On the back of their fifth straight Formula 1 world championship win, four of which have been won by Lewis Hamilton, Mercedes chief Toto Wolff has credited his team's success to the legendary Michael Schumacher, as he celebrates his 50th birthday.
The German came out of retirement in 2010 for the team's planned relaunch and despite just one podium finish during his three years back on the grid, Wolff believes Schumacher is a 'founding father' of F1's marquee team.
As Wolff took the reigns at Mercedes in 2013, Schumacher began a second F1 farewell, and the 46-year-old remains full of admiration for F1's most coveted star.
"He played a crucial role when we rejoined F1 and was one of the people who laid the foundation for our future success. We're extremely grateful for everything he did for us."

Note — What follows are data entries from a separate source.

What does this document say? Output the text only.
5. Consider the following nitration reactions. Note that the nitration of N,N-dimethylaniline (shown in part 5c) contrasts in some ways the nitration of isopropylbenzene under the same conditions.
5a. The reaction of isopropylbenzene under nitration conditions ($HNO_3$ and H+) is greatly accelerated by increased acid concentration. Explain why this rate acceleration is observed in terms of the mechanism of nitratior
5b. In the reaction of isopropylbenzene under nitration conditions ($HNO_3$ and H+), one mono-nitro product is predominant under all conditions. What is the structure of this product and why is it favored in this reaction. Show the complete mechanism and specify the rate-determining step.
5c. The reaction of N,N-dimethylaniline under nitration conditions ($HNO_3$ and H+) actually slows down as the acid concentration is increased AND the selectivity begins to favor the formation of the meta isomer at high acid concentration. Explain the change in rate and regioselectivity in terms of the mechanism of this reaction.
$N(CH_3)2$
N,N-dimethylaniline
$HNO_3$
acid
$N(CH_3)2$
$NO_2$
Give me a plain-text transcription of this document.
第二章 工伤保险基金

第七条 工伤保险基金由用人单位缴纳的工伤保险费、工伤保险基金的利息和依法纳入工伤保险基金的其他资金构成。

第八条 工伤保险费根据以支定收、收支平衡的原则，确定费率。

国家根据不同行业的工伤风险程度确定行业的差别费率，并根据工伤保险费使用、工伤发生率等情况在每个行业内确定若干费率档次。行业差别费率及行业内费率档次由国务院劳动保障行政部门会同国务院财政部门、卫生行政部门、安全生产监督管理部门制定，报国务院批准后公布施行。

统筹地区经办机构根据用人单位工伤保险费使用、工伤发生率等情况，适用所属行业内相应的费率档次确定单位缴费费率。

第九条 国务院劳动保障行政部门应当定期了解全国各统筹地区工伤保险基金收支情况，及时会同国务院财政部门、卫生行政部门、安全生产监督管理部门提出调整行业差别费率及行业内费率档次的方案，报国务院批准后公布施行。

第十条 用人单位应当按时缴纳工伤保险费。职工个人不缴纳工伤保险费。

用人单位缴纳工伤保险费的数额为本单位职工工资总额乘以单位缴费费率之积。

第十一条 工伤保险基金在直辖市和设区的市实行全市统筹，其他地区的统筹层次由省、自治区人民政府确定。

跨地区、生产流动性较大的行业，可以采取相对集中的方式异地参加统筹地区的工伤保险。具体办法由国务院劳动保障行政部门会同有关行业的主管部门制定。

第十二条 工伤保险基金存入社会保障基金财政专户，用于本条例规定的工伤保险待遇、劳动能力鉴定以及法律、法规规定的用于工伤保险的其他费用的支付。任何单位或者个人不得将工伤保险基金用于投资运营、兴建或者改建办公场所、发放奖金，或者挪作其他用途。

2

Wolff will consider himself unfortunate for never having the opportunity to lead the German as Mercedes boss, but recalled the first time he ever met him.
"We had a really good and honest conversation and when we landed it felt like I had known him for much longer than I actually did," he told Autosport.
He also mentioned being starstruck after playing a game of backgammon with Schumacher, stating that he was beaten by the driver in a couple of minutes, due to being so shocked at his presence.
As Schumacher now endures a quiet life, recovering from the life-changing injuries he sustained in a skiing accident back in 2013, Wolff cast the utmost respect over the veteran's legacy.
"Michael is one of the founding fathers of the success we have had in the last five years.
"There is no other driver like him and his vast experience contributed tremendously in the development of our team.
Schumacher's family also issued a statement yesterday to thank all of the well-wishes the 50-year-old had received.
"We want to remember and celebrate his victories, his records and his jubilation," the statement read.
"You can be sure that he is in the best of hands. Please understand if we are following Michael's wishes and keeping a sensitive subject as health, as it has always been, in privacy.